By PressOnePH

BSP Gov. Benjamin Diokno

The Bangko Sentral ng Pilipinas (BSP) is going full-on growth mode.

Just a day after slashing borrowing costs, the central bank announced on Friday that it ordered banks to free up around P100 billion from their vaults to support lending and economic activity starting November.

In a statement, the BSP said its policy-making Monetary Board approved on Thursday a 100-basis-point (bps) reduction in bank reserve requirements to “increase domestic liquidity in support of credit activity.”

“The cut in reserve requirements is in line with the BSP’s broad financial sector reform agenda to promote a more efficient financial system by lowering financial intermediation costs,” the central bank said.

The order was announced by the BSP late Friday despite reporters inquiring about bank reserves on its Thursday briefing after a regular meeting. BSP has consistently said that reducing required reserves was a “live issue” among its seven-member Monetary Board.

Starting November, big banks will have to keep 15 percent worth of reserves, down from 16 percent. Thrift lenders will reduce reserves to five percent, while countryside banks will cut theirs to a lower three percent. 

The latest development caps the BSP’s latest effort to support a local economy losing steam, under the helm of Gov. Benjamin Diokno, whose dovish signals have not disappointed markets by consistently being followed by actual policy decisions. 

Diokno, who left President Rodrigo Duterte’s Cabinet for the BSP last March, began his three-year term by redialing 75 bps of his predecessor’s 175 bps hike in policy rates last year through cuts of 25 bps each in May, August and September.

On top of rate cuts, Diokno also spearheaded an acceleration in reserve requirement reduction.
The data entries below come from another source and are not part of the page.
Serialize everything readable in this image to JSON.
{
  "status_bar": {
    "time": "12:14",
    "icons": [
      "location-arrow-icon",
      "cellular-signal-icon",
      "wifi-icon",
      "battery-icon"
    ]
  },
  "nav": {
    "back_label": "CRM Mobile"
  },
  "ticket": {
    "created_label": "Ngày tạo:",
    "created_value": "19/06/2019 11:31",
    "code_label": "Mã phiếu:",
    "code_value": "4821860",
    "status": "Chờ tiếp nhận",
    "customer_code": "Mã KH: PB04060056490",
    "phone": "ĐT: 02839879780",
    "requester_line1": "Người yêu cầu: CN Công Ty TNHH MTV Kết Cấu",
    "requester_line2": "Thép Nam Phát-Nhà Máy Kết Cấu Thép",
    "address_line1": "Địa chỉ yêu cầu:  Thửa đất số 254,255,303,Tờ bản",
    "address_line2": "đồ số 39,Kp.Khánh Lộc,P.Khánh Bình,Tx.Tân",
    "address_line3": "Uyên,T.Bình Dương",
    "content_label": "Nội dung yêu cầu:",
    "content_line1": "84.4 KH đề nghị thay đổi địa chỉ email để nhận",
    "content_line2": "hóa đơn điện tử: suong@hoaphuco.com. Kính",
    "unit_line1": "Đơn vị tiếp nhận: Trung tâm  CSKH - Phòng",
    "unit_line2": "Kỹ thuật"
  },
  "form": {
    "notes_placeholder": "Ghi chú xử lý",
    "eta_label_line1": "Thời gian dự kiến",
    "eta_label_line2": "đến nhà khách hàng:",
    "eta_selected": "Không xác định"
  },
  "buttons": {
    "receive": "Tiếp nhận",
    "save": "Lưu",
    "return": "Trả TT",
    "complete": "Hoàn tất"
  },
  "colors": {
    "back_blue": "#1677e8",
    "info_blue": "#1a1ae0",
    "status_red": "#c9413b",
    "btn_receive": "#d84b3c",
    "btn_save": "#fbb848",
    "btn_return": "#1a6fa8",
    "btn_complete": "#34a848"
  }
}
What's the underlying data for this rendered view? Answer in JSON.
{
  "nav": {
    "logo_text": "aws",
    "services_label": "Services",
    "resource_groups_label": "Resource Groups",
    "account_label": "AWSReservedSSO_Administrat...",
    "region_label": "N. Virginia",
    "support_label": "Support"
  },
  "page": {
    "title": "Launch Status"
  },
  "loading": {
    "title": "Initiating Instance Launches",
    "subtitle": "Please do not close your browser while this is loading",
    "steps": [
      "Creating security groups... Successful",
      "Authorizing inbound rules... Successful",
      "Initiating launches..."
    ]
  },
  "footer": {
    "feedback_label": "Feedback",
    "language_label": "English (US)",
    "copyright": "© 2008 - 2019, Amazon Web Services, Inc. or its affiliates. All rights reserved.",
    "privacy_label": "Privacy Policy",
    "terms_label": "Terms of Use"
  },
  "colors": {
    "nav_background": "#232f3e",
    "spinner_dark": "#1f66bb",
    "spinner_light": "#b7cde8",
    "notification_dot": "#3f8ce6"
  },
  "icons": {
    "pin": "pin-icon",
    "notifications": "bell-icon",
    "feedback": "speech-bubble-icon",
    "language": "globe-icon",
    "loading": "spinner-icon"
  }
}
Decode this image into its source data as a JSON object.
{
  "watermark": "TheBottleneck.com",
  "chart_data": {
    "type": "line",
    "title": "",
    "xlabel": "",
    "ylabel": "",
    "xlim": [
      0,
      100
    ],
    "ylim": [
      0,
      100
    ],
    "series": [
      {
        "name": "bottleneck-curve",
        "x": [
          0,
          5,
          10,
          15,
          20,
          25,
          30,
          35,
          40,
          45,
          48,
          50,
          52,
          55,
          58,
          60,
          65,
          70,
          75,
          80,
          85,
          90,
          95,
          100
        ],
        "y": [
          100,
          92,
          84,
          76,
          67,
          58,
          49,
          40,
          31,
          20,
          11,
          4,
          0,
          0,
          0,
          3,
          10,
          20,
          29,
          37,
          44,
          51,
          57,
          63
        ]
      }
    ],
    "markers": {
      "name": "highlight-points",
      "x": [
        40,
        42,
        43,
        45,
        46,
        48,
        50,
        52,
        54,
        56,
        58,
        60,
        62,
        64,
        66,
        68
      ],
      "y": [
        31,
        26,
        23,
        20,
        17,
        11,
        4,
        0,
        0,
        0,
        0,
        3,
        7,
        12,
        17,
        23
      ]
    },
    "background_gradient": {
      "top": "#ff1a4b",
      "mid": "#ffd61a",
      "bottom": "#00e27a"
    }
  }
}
Before the latest decrease, 200 bps were trimmed from bank reserves on three phases from May to July. 

Diokno, once in-charge of Duterte’s high spending program, is taking advantage of a slowing inflation to unleash more money to the economy that grew at a four-year low of 5.5 percent in the second quarter.

BSP data showed he was slowly succeeding on pump priming lending activity. Money supply rose 6.7 percent in July, faster than 6.4 percent in June, albeit still down from double-digit levels seen last year. 

Bank lending rose 11.1 percent by end-July, up from 10.5 percent during the first six months.

The central bank expects to inflation to remain on the downtrend toward the year-end, partly because of high base from last year’s record-breaking consumer prices, before rising again in 2020. Analysts expect the BSP to continue to cut rates with two policy meetings left for the year. 

Government data showed inflation slowed to 1.7 percent in August, down from 6.4 percent in the same period a year ago.

For the first eight months of the year, inflation has settled to three percent, falling within the government’s two- to four-percent target for the year.